プロローグ
十歳神童、十五歳で才子、二十歳過ぎればただの人……、なんて言葉があるが、ある意味これは正しい。
神童と呼ばれる者の多くはただの早熟であり、その時点での運動能力や学業といった評価項目が同年代と比較して高水準、あるいは破格の成績であったりするだけだからだ。
つまり成熟が早いというだけで、大人になった時の能力は実は平凡だったり、当たり前の範疇に収まってしまう事が、往々にしてよく見られるというだけの話だ。
まあその他にも、親の欲目なだけの場合や途中で挫折するケースもあるので、大成するのが難しいからこそ、こんなことわざが生まれたのだろう。
もちろん、何事にも例外は存在する。
例えば知能指数では現れない独創的な思考や発想、あるいは芸術方面でいえば余人に代えがたい創造性や表現能力を有していれば、成人しても天才のままに違いないだろう。
ああそうそう、大人になっても他者と隔絶した能力を有している、なんて稀有な例もあり得るな。
ソースは俺自身だ。
勉強や運動、どちらでも俺に適う奴はいなかった。
それは同年代だけじゃない。
年上にも負けなかった。
いや、すぐに負けなくなったというべきか。
習い始め、やり始めの頃は当然俺が負けて、悔しさを味わったりもした。
でも負けん気が人一倍強かったせいか、上から目線でお前には無理だ、できっこない、なんて言われると見返してやりたくて、つい向きになって努力したんだ。
そうするとすぐに成果がでて、あっという間に相手を見下ろす立場になっていた……、というわけだ。
見下した態度の奴が逆の立場に置かれ、絶望し顔が醜く歪む姿は、正直痛快だった。
若気の至りだけど、偉そうな奴を見返してやるのが楽しくて、ついいらない勝負を挑んだりしたっけな。
……間違いなくあれは黒歴史だ。
まっ、まあ、そんな俺だけど高校、大学、院と進学し、年齢が上がっていっても何も変わらなかった。
相変わらず持て囃され、評価もすこぶる良好のままだった。
このまま何の憂いもなく現代社会を謳歌し続けるんだと、当時の俺は根拠の無い自信に満ち溢れていたんだ。
だけど、そうならなかった。
さっき、神童は早熟だったり挫折したりして平庸になるっていったけど、それ以外のケースもあったんだ。

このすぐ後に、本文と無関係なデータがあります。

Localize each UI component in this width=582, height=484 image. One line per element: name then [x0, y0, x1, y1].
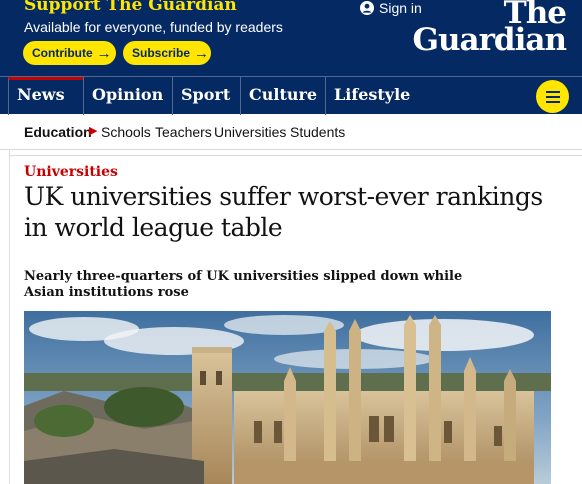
hamburger-icon-bar [545, 95, 560, 98]
arrow-right-icon: → [194, 44, 210, 62]
nav-item-opinion[interactable]: Opinion [83, 77, 172, 115]
guardian-logo[interactable]: The Guardian [412, 0, 567, 58]
content-divider [9, 155, 582, 156]
nav-item-news[interactable]: News [8, 77, 84, 115]
support-title: Support The Guardian [24, 0, 237, 15]
article-main-image [24, 311, 551, 484]
article-standfirst: Nearly three-quarters of UK universities… [24, 269, 463, 300]
arrow-right-icon: → [96, 44, 112, 62]
subnav-item-universities[interactable]: Universities [214, 124, 286, 140]
article-headline: UK universities suffer worst-ever rankin… [24, 182, 543, 242]
subnav-item-students[interactable]: Students [290, 124, 345, 140]
subnav-item-teachers[interactable]: Teachers [155, 124, 212, 140]
subscribe-button[interactable]: Subscribe → [123, 41, 211, 65]
logo-line-2: Guardian [412, 22, 567, 58]
contribute-label: Contribute [32, 46, 93, 60]
nav-item-culture[interactable]: Culture [240, 77, 325, 115]
support-subtitle: Available for everyone, funded by reader… [24, 19, 283, 35]
subnav-section-education[interactable]: Education [24, 124, 92, 140]
section-subnav: Education ▶ Schools Teachers Universitie… [0, 114, 582, 150]
menu-button[interactable] [536, 80, 569, 113]
primary-nav: News Opinion Sport Culture Lifestyle [0, 76, 582, 115]
triangle-right-icon: ▶ [89, 125, 98, 137]
article-kicker[interactable]: Universities [24, 164, 118, 180]
content-divider [9, 150, 10, 484]
hamburger-icon-bar [545, 100, 560, 103]
hamburger-icon-bar [545, 90, 560, 93]
subscribe-label: Subscribe [132, 46, 191, 60]
subnav-item-schools[interactable]: Schools [101, 124, 151, 140]
nav-item-lifestyle[interactable]: Lifestyle [325, 77, 415, 115]
contribute-button[interactable]: Contribute → [23, 41, 116, 65]
nav-item-sport[interactable]: Sport [172, 77, 240, 115]
masthead: Support The Guardian Available for every… [0, 0, 582, 76]
user-icon [360, 1, 374, 15]
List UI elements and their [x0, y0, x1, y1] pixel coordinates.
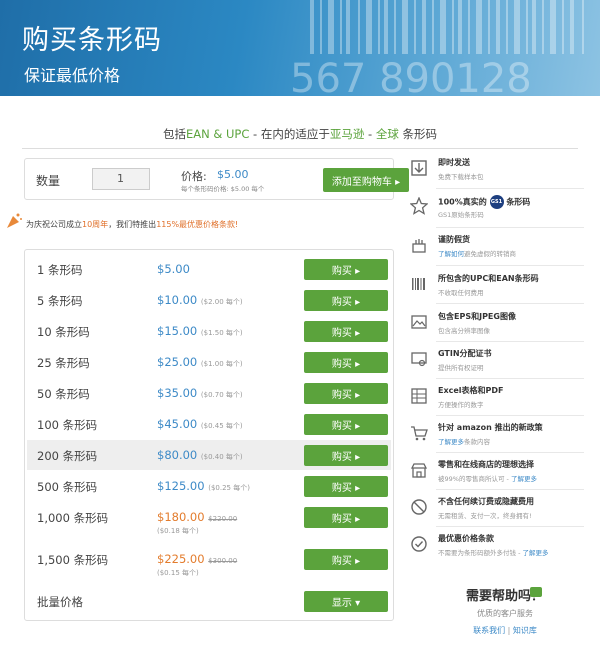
row-price: $15.00 ($1.50 每个)	[157, 324, 243, 338]
barcode-graphic: 567 890128	[290, 0, 584, 96]
price-row: 1,500 条形码 $225.00 $300.00 ($0.15 每个) 购买 …	[27, 544, 391, 580]
price-row: 10 条形码 $15.00 ($1.50 每个) 购买 ▸	[27, 316, 391, 346]
help-subtitle: 优质的客户服务	[477, 609, 533, 618]
learn-how-link[interactable]: 了解如何	[438, 250, 464, 258]
price-label: 价格:	[181, 170, 207, 183]
row-per-unit: ($0.18 每个)	[157, 527, 199, 535]
add-to-cart-button[interactable]: 添加至购物车 ▸	[323, 168, 409, 192]
price-value: $5.00	[217, 168, 249, 181]
row-price: $5.00	[157, 262, 190, 276]
header-banner: 567 890128 购买条形码 保证最低价格	[0, 0, 600, 96]
row-price: $225.00 $300.00	[157, 552, 238, 566]
learn-more-link[interactable]: 了解更多	[522, 549, 548, 557]
row-qty: 10 条形码	[37, 325, 90, 339]
buy-button[interactable]: 购买 ▸	[304, 290, 388, 311]
row-qty: 1,000 条形码	[37, 511, 109, 525]
learn-more-link[interactable]: 了解更多	[438, 438, 464, 446]
chat-icon[interactable]	[530, 587, 542, 597]
bulk-label: 批量价格	[37, 595, 83, 609]
page-subtitle: 保证最低价格	[24, 66, 121, 85]
amazon-logo: amazon	[456, 423, 492, 432]
store-icon	[410, 463, 428, 478]
price-table: 1 条形码 $5.00 购买 ▸ 5 条形码 $10.00 ($2.00 每个)…	[24, 249, 394, 621]
cake-icon	[412, 239, 426, 253]
row-price: $25.00 ($1.00 每个)	[157, 355, 243, 369]
knowledge-base-link[interactable]: 知识库	[513, 626, 537, 635]
buy-button[interactable]: 购买 ▸	[304, 549, 388, 570]
buy-button[interactable]: 购买 ▸	[304, 414, 388, 435]
cart-icon	[411, 426, 428, 441]
row-qty: 500 条形码	[37, 480, 98, 494]
row-price: $80.00 ($0.40 每个)	[157, 448, 243, 462]
buy-button[interactable]: 购买 ▸	[304, 321, 388, 342]
page-title: 购买条形码	[22, 25, 162, 56]
image-icon	[411, 315, 427, 329]
learn-more-link[interactable]: 了解更多	[511, 475, 537, 483]
quantity-box: 数量 1 价格: $5.00 每个条形码价格: $5.00 每个 添加至购物车 …	[24, 158, 409, 200]
price-row: 1 条形码 $5.00 购买 ▸	[27, 254, 391, 284]
price-row-selected: 200 条形码 $80.00 ($0.40 每个) 购买 ▸	[27, 440, 391, 470]
row-qty: 25 条形码	[37, 356, 90, 370]
divider	[22, 148, 578, 149]
row-price: $125.00 ($0.25 每个)	[157, 479, 250, 493]
gs1-logo-icon: GS1	[489, 195, 504, 209]
row-price: $10.00 ($2.00 每个)	[157, 293, 243, 307]
row-qty: 1 条形码	[37, 263, 83, 277]
help-title: 需要帮助吗？	[465, 589, 544, 604]
buy-button[interactable]: 购买 ▸	[304, 259, 388, 280]
bulk-row: 批量价格 显示 ▾	[27, 586, 391, 616]
price-row: 500 条形码 $125.00 ($0.25 每个) 购买 ▸	[27, 471, 391, 501]
barcode-icon	[412, 278, 425, 290]
show-bulk-button[interactable]: 显示 ▾	[304, 591, 388, 612]
price-row: 5 条形码 $10.00 ($2.00 每个) 购买 ▸	[27, 285, 391, 315]
row-qty: 200 条形码	[37, 449, 98, 463]
buy-button[interactable]: 购买 ▸	[304, 476, 388, 497]
feature-item: 100%真实的 GS1 条形码 GS1原始条形码	[406, 195, 584, 231]
buy-button[interactable]: 购买 ▸	[304, 507, 388, 528]
row-qty: 50 条形码	[37, 387, 90, 401]
buy-button[interactable]: 购买 ▸	[304, 445, 388, 466]
row-price: $180.00 $220.00	[157, 510, 238, 524]
row-qty: 5 条形码	[37, 294, 83, 308]
row-price: $35.00 ($0.70 每个)	[157, 386, 243, 400]
certificate-icon	[411, 352, 427, 367]
price-row: 100 条形码 $45.00 ($0.45 每个) 购买 ▸	[27, 409, 391, 439]
spreadsheet-icon	[411, 388, 427, 404]
tagline: 包括EAN & UPC - 在内的适应于亚马逊 - 全球 条形码	[163, 127, 437, 141]
promo-text: 为庆祝公司成立10周年，我们特推出115%最优惠价格条款!	[26, 220, 239, 229]
barcode-digits: 567 890128	[290, 56, 532, 96]
unit-price-note: 每个条形码价格: $5.00 每个	[181, 185, 265, 193]
contact-us-link[interactable]: 联系我们	[473, 626, 505, 635]
celebration-icon	[7, 213, 22, 228]
quantity-input[interactable]: 1	[92, 168, 150, 190]
row-qty: 100 条形码	[37, 418, 98, 432]
check-icon	[411, 536, 427, 552]
price-row: 50 条形码 $35.00 ($0.70 每个) 购买 ▸	[27, 378, 391, 408]
price-row: 25 条形码 $25.00 ($1.00 每个) 购买 ▸	[27, 347, 391, 377]
row-per-unit: ($0.15 每个)	[157, 569, 199, 577]
help-box: 需要帮助吗？ 优质的客户服务 联系我们 | 知识库	[440, 585, 570, 636]
no-fee-icon	[411, 499, 427, 515]
buy-button[interactable]: 购买 ▸	[304, 352, 388, 373]
download-icon	[411, 160, 427, 176]
row-qty: 1,500 条形码	[37, 553, 109, 567]
star-icon	[410, 197, 428, 215]
price-row: 1,000 条形码 $180.00 $220.00 ($0.18 每个) 购买 …	[27, 502, 391, 538]
feature-item: 最优惠价格条款 不需要为条形码额外多付钱 - 了解更多	[406, 533, 584, 569]
quantity-label: 数量	[36, 174, 61, 188]
row-price: $45.00 ($0.45 每个)	[157, 417, 243, 431]
buy-button[interactable]: 购买 ▸	[304, 383, 388, 404]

周囲が、社会が、凡人に、歯車になるように求めるんだ。
教授たっての願いで推薦を受け、社会の一員になった。
大変お世話になった教授だし、入社先が誰もが知っている大企業だったから、深く考えず安易に頷いた俺が馬鹿だったという話だ。
もし本当に自分の力を十全に発揮したかったなら、自分でベンチャー会社を興すなり、アメリカにいって出資者を募り企業すればよかったんだ。
そうしておけば、リスクは高くとも自分の意志で、自分の考えによって行動できたんだ。
だが大企業の研究室に配属された先では、チームを組まされ研究テーマも会議という体裁はとっているものの、ぶっちゃけると上の意向によって勝手に決められるだけだった。
配属チームでは能力よりも年功序列が罷り通っていて、ただ指示通りに実験をこなす助手の如き扱いだった。
こんな筈じゃなかったと現実と理想の乖離に悩まされ、自分の選択に後悔しかなかった。
だけどすぐに辞めるわけにはいかなかった。
日本の悪慣だが、早期退職者は次の就職が見つかり辛いからだ。
3年、そのぐらい我慢すれば今までの経歴もあるから、就職先を選ぶ事もできるだろうと、忍従の日々を過ごすしかなかったんだ。
能力は端から評価されず、意見もアイデアもほとんど通らない環境で、ただただ我慢を強いられた。
皆経験した事だからと、決められた事を決められた通りにやるだけの、いうなれば流れ作業を行う立場に追いやられ、無為で無駄な日々を消費し続けたんだ。
そうして俺はどんどんと思考が麻痺していって、いつしか会社の歯車になる事を受け入れてしまっていた、というわけだ。
後は坂から転がり落ちるだけ。
気付けば俺は、メタボリックが心配な何処にでもいるアラサーのおっさんになっていた……。